La obsesión por la «claridad»  llegó a proyectos inusitados como «la campaña lingüística especial» destinada a detectar «la infiltración marxista en las escuelas» (p. 84). Según este procedimiento, la detección del enemigo se daba al nivel del lenguaje: la dictadura debía practicar una atenta escucha para localizar un vocabulario específico. Había palabras como «diálogo», «burguesía», «Latinoamérica» o «explotación», síntomas de anomalía. Otros términos eran recluidos en un campo semántico determinado. La palabra «célula», por ejemplo, «debía limitarse estrictamente a la biología» (p. 84). La campaña contra la «infidelidad de las palabras»  se complementaba con una desinformación sistemática. Los pocos datos que se daban a conocer sobre la situación de los secuestrados se sumaban a una metódica violencia discursiva. Para los torturadores, el desaparecido era alguien que «desertó», «que vive en el extranjero»  o como formulara el dictador Roberto Viola en su discurso de mayo de 1979,  alguien que está «ausente para siempre» o que su «destino» era «desaparecer».

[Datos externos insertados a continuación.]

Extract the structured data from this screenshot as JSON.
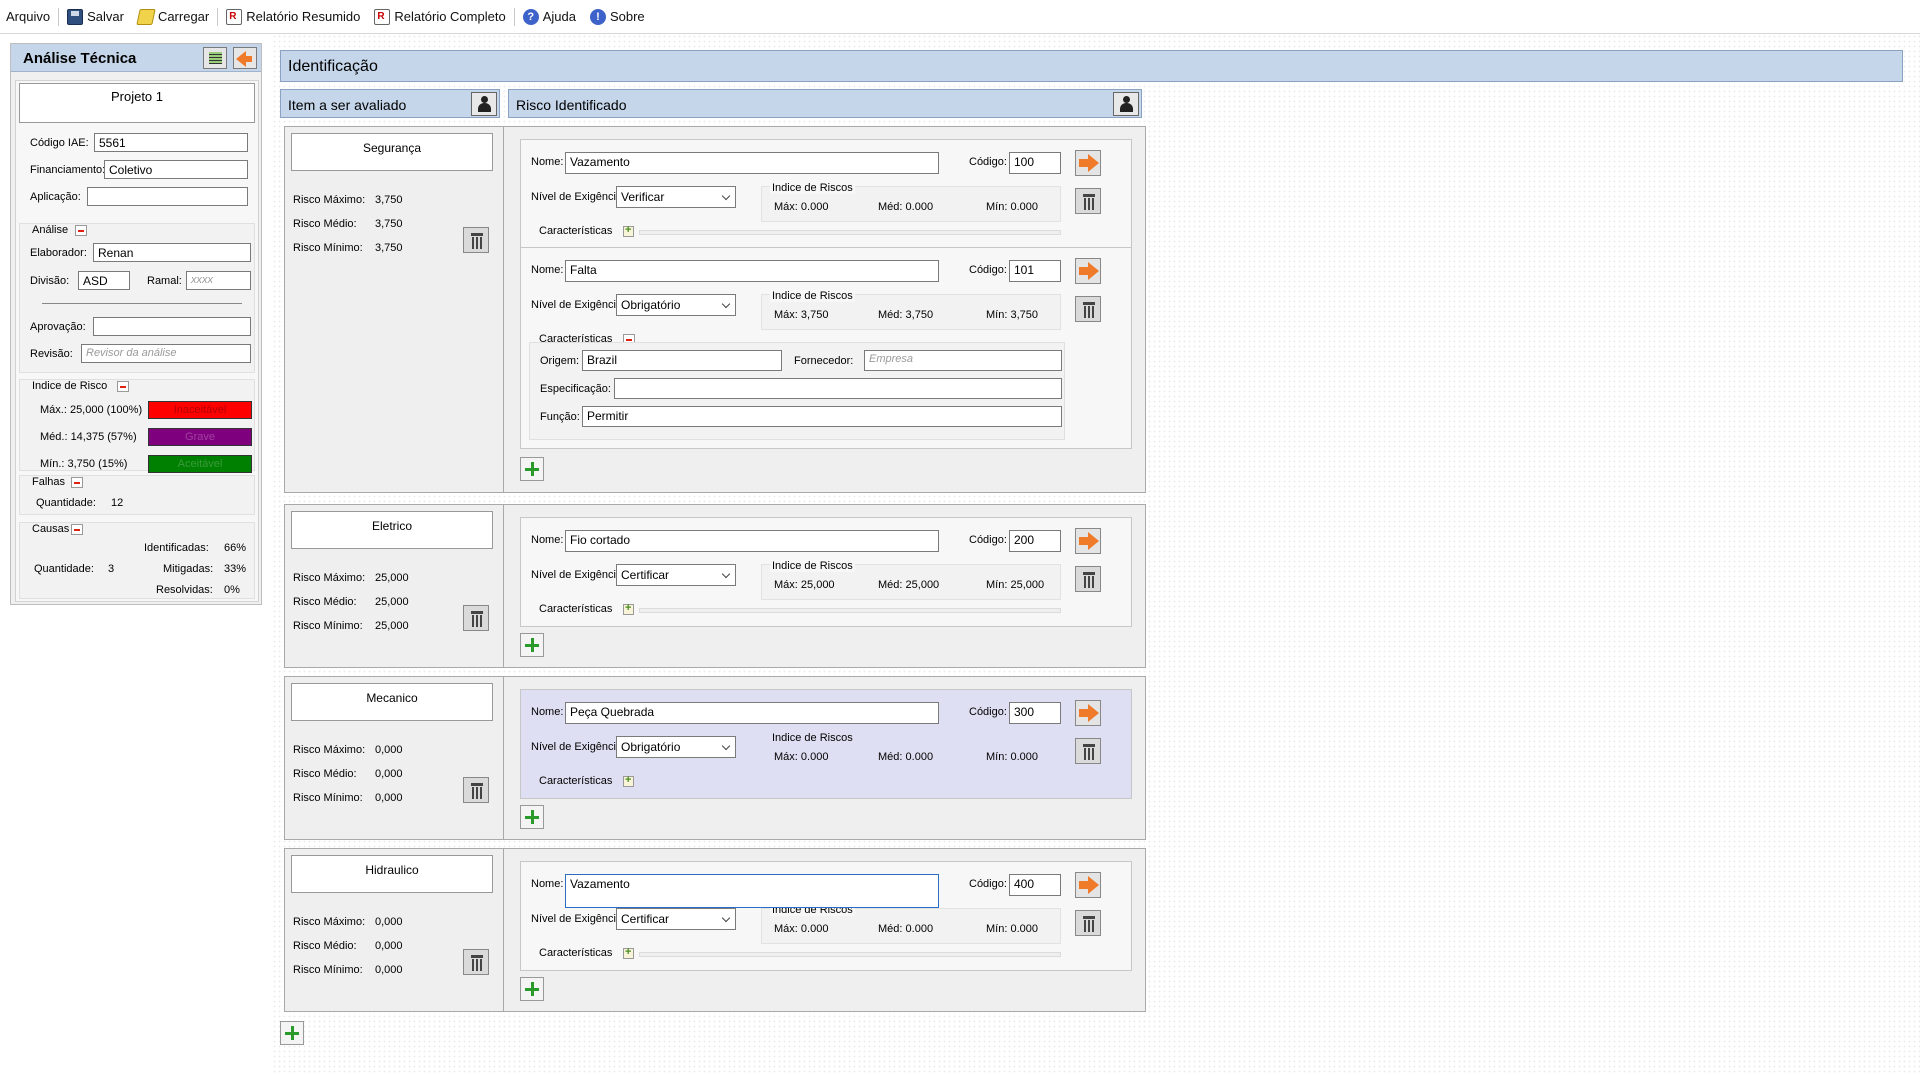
{
  "menu": {
    "arquivo": "Arquivo",
    "salvar": "Salvar",
    "carregar": "Carregar",
    "relatorio_resumido": "Relatório Resumido",
    "relatorio_completo": "Relatório Completo",
    "ajuda": "Ajuda",
    "sobre": "Sobre"
  },
  "left": {
    "title": "Análise Técnica",
    "project_name": "Projeto 1",
    "codigo_label": "Código IAE:",
    "codigo_value": "5561",
    "financiamento_label": "Financiamento:",
    "financiamento_value": "Coletivo",
    "aplicacao_label": "Aplicação:",
    "aplicacao_value": "",
    "analise_section": "Análise",
    "elaborador_label": "Elaborador:",
    "elaborador_value": "Renan",
    "divisao_label": "Divisão:",
    "divisao_value": "ASD",
    "ramal_label": "Ramal:",
    "ramal_placeholder": "xxxx",
    "aprovacao_label": "Aprovação:",
    "aprovacao_value": "",
    "revisao_label": "Revisão:",
    "revisao_placeholder": "Revisor da análise",
    "indice_section": "Indice de Risco",
    "max_text": "Máx.: 25,000 (100%)",
    "med_text": "Méd.: 14,375 (57%)",
    "min_text": "Mín.: 3,750 (15%)",
    "max_badge": "Inaceitável",
    "med_badge": "Grave",
    "min_badge": "Aceitável",
    "colors": {
      "max": "#ff0000",
      "med": "#7f007f",
      "min": "#008000"
    },
    "falhas_section": "Falhas",
    "falhas_qtd_label": "Quantidade:",
    "falhas_qtd_value": "12",
    "causas_section": "Causas",
    "causas_qtd_label": "Quantidade:",
    "causas_qtd_value": "3",
    "identificadas_label": "Identificadas:",
    "identificadas_value": "66%",
    "mitigadas_label": "Mitigadas:",
    "mitigadas_value": "33%",
    "resolvidas_label": "Resolvidas:",
    "resolvidas_value": "0%"
  },
  "main": {
    "title": "Identificação",
    "col_item": "Item a ser avaliado",
    "col_risco": "Risco Identificado",
    "labels": {
      "risco_maximo": "Risco Máximo:",
      "risco_medio": "Risco Médio:",
      "risco_minimo": "Risco Mínimo:",
      "nome": "Nome:",
      "codigo": "Código:",
      "nivel": "Nível de Exigência:",
      "indice": "Indice de Riscos",
      "max": "Máx:",
      "med": "Méd:",
      "min": "Mín:",
      "caracteristicas": "Características",
      "origem": "Origem:",
      "fornecedor": "Fornecedor:",
      "especificacao": "Especificação:",
      "funcao": "Função:"
    },
    "sections": [
      {
        "item": "Segurança",
        "max": "3,750",
        "med": "3,750",
        "min": "3,750",
        "risks": [
          {
            "nome": "Vazamento",
            "codigo": "100",
            "nivel": "Verificar",
            "rmax": "0.000",
            "rmed": "0.000",
            "rmin": "0.000"
          },
          {
            "nome": "Falta",
            "codigo": "101",
            "nivel": "Obrigatório",
            "rmax": "3,750",
            "rmed": "3,750",
            "rmin": "3,750",
            "origem": "Brazil",
            "fornecedor_placeholder": "Empresa",
            "especificacao": "",
            "funcao": "Permitir"
          }
        ]
      },
      {
        "item": "Eletrico",
        "max": "25,000",
        "med": "25,000",
        "min": "25,000",
        "risks": [
          {
            "nome": "Fio cortado",
            "codigo": "200",
            "nivel": "Certificar",
            "rmax": "25,000",
            "rmed": "25,000",
            "rmin": "25,000"
          }
        ]
      },
      {
        "item": "Mecanico",
        "max": "0,000",
        "med": "0,000",
        "min": "0,000",
        "risks": [
          {
            "nome": "Peça Quebrada",
            "codigo": "300",
            "nivel": "Obrigatório",
            "rmax": "0.000",
            "rmed": "0.000",
            "rmin": "0.000"
          }
        ]
      },
      {
        "item": "Hidraulico",
        "max": "0,000",
        "med": "0,000",
        "min": "0,000",
        "risks": [
          {
            "nome": "Vazamento",
            "codigo": "400",
            "nivel": "Certificar",
            "rmax": "0.000",
            "rmed": "0.000",
            "rmin": "0.000"
          }
        ]
      }
    ]
  }
}
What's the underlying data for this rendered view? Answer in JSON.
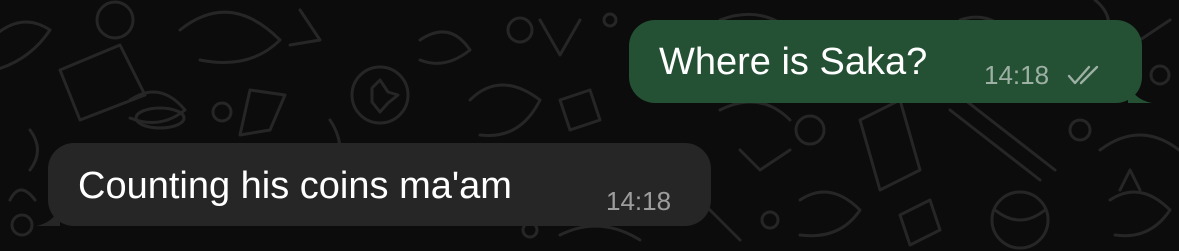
{
  "conversation": {
    "messages": [
      {
        "direction": "outgoing",
        "text": "Where is Saka?",
        "time": "14:18",
        "status_icon": "double-check-icon",
        "bubble_color": "#245034"
      },
      {
        "direction": "incoming",
        "text": "Counting his coins ma'am",
        "time": "14:18",
        "bubble_color": "#262626"
      }
    ]
  },
  "theme": {
    "background": "#0c0c0c",
    "doodle_color": "#2a2a2a",
    "text_color": "#ffffff",
    "meta_color": "#9a9a9a"
  }
}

Varios estudios sobre la violencia y el lenguaje han puesto el acento en el quiebre de lo simbólico como mecanismo de descontextualización y negación de un otro que sujeta. Nociones como tiempo y espacio son afectadas, y con ellas cualquier posibilidad de articulación a nivel social. Un léxico… nos posibilita leer el recorrido que hacen las palabras desde la mesa de tortura a la escuela primaria, y de ésta a un vuelo de la muerte, como si las palabras encontraran su revés o su retorno en una sociedad convertida en dictadura hablada. «Su señoría, es muy difícil para mí usar la palabra trasladar porque la usaban cuando se llevaban a alguien que no veíamos nunca más. Así que solamente voy a usar la palabra para referirme a esas personas, y en todos los otros casos debo usar la palabra mover» (p. 111), declaró un sobreviviente a un juez ya entrada la democracia.

El trabajo se complementa con un listado de palabras y frases que fueron eje fundamental de la violencia que sufrió la población durante la dictadura y en los años posteriores. «La Cacha», por la Cachavacha, personaje de dibujo animado que representaba a una bruja, era el nombre de un centro clandestino de detención; «Escuela de los mudos» era el apodo que los militares le habían puesto a otro centro en el noreste de Misiones; la «Pecera» era el sitio donde los detenidos con más preparación eran explotados mecanografiando informes o encuestas de todo tipo. «Después de años de reunir testimonios, estoy convencida de que no comenzaremos a comprender qué sucedió en la Argentina hasta tener cierta sensación de cómo se vivían las palabras» (p. 107), dice la autora. El estudio traspasa las fronteras de la dictadura y analiza de qué forma palabras como «heridas» o «guerra» fueron utilizadas por los mismos torturadores para establecer la famosa teoría de los dos demonios.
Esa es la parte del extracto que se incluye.